Replace the values in the following cell with your S3 credentials.

# python
ACCESS_KEY = "YOUR_ACCESS_KEY"
# Encode the Secret Key as that can contain "/"
SECRET_KEY = "YOUR_SECRET_KEY".replace("/", "%2F")
AWS_BUCKET_NAME = "MY_BUCKET"
MOUNT_NAME = "MOUNT_NAME"

dbutils.fs.mount("s3a://%s:%s@%s" % (ACCESS_KEY, SECRET_KEY, AWS_BUCKET_NAME), "/mnt/%s" % MOUNT_NAME)
display(dbutils.fs.ls("/mnt/%s" % MOUNT_NAME))
// scala
// Replace with your values
val AccessKey = "YOUR_ACCESS_KEY"
// Encode the Secret Key as that can contain "/"
val SecretKey = "YOUR_SECRET_KEY".replace("/", "%2F")
val AwsBucketName = "MY_BUCKET"
val MountName = "MOUNT_NAME"

dbutils.fs.mount(s"s3a://$AccessKey:$SecretKey@$AwsBucketName", s"/mnt/$MountName")
display(dbutils.fs.ls(s"/mnt/$MountName"))

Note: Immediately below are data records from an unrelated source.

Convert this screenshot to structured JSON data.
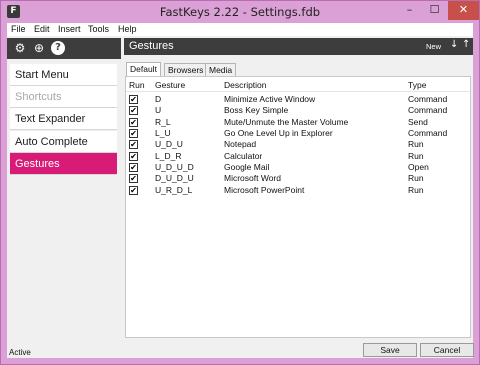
{
  "window": {
    "title": "FastKeys 2.22  -  Settings.fdb",
    "icon_glyph": "F",
    "controls": {
      "minimize": "–",
      "maximize": "☐",
      "close": "✕"
    }
  },
  "menu": [
    "File",
    "Edit",
    "Insert",
    "Tools",
    "Help"
  ],
  "toolbar": {
    "icons": [
      "gear-icon",
      "globe-icon",
      "help-icon"
    ],
    "glyphs": [
      "⚙",
      "⊕",
      "?"
    ]
  },
  "sidebar": {
    "items": [
      {
        "label": "Start Menu",
        "state": "normal"
      },
      {
        "label": "Shortcuts",
        "state": "disabled"
      },
      {
        "label": "Text Expander",
        "state": "normal"
      },
      {
        "label": "Auto Complete",
        "state": "normal"
      },
      {
        "label": "Gestures",
        "state": "active"
      }
    ]
  },
  "main": {
    "title": "Gestures",
    "new_label": "New",
    "down_arrow": "↓",
    "up_arrow": "↑"
  },
  "tabs": [
    {
      "label": "Default",
      "active": true
    },
    {
      "label": "Browsers",
      "active": false
    },
    {
      "label": "Media",
      "active": false
    }
  ],
  "table": {
    "columns": [
      "Run",
      "Gesture",
      "Description",
      "Type"
    ],
    "check_glyph": "✔",
    "rows": [
      {
        "run": true,
        "gesture": "D",
        "description": "Minimize Active Window",
        "type": "Command"
      },
      {
        "run": true,
        "gesture": "U",
        "description": "Boss Key Simple",
        "type": "Command"
      },
      {
        "run": true,
        "gesture": "R_L",
        "description": "Mute/Unmute the Master Volume",
        "type": "Send"
      },
      {
        "run": true,
        "gesture": "L_U",
        "description": "Go One Level Up in Explorer",
        "type": "Command"
      },
      {
        "run": true,
        "gesture": "U_D_U",
        "description": "Notepad",
        "type": "Run"
      },
      {
        "run": true,
        "gesture": "L_D_R",
        "description": "Calculator",
        "type": "Run"
      },
      {
        "run": true,
        "gesture": "U_D_U_D",
        "description": "Google Mail",
        "type": "Open"
      },
      {
        "run": true,
        "gesture": "D_U_D_U",
        "description": "Microsoft Word",
        "type": "Run"
      },
      {
        "run": true,
        "gesture": "U_R_D_L",
        "description": "Microsoft PowerPoint",
        "type": "Run"
      }
    ]
  },
  "status": {
    "text": "Active"
  },
  "buttons": {
    "save": "Save",
    "cancel": "Cancel"
  },
  "colors": {
    "accent": "#d81b76",
    "header_dark": "#3d3d3d",
    "window_frame": "#dba0d6",
    "close": "#c7504b"
  }
}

Now you can access files in your S3 bucket as if they were local files, for example:

rdd = sc.textFile("/mnt/%s/...." % MOUNT_NAME)
rdd = sc.textFile("dbfs:/$MountName/....")
val rdd = sc.textFile(s"/$MountName/....")
val rdd = sc.textFile(s"dbfs:/$MountName/....")

Note: You can use the fuse mounts to access mounted S3 buckets by referring to /dbfs/mnt/myMount/.

Getting Help

  • Use the dbutils.fs.help() command anytime to access the help menu for DBFS.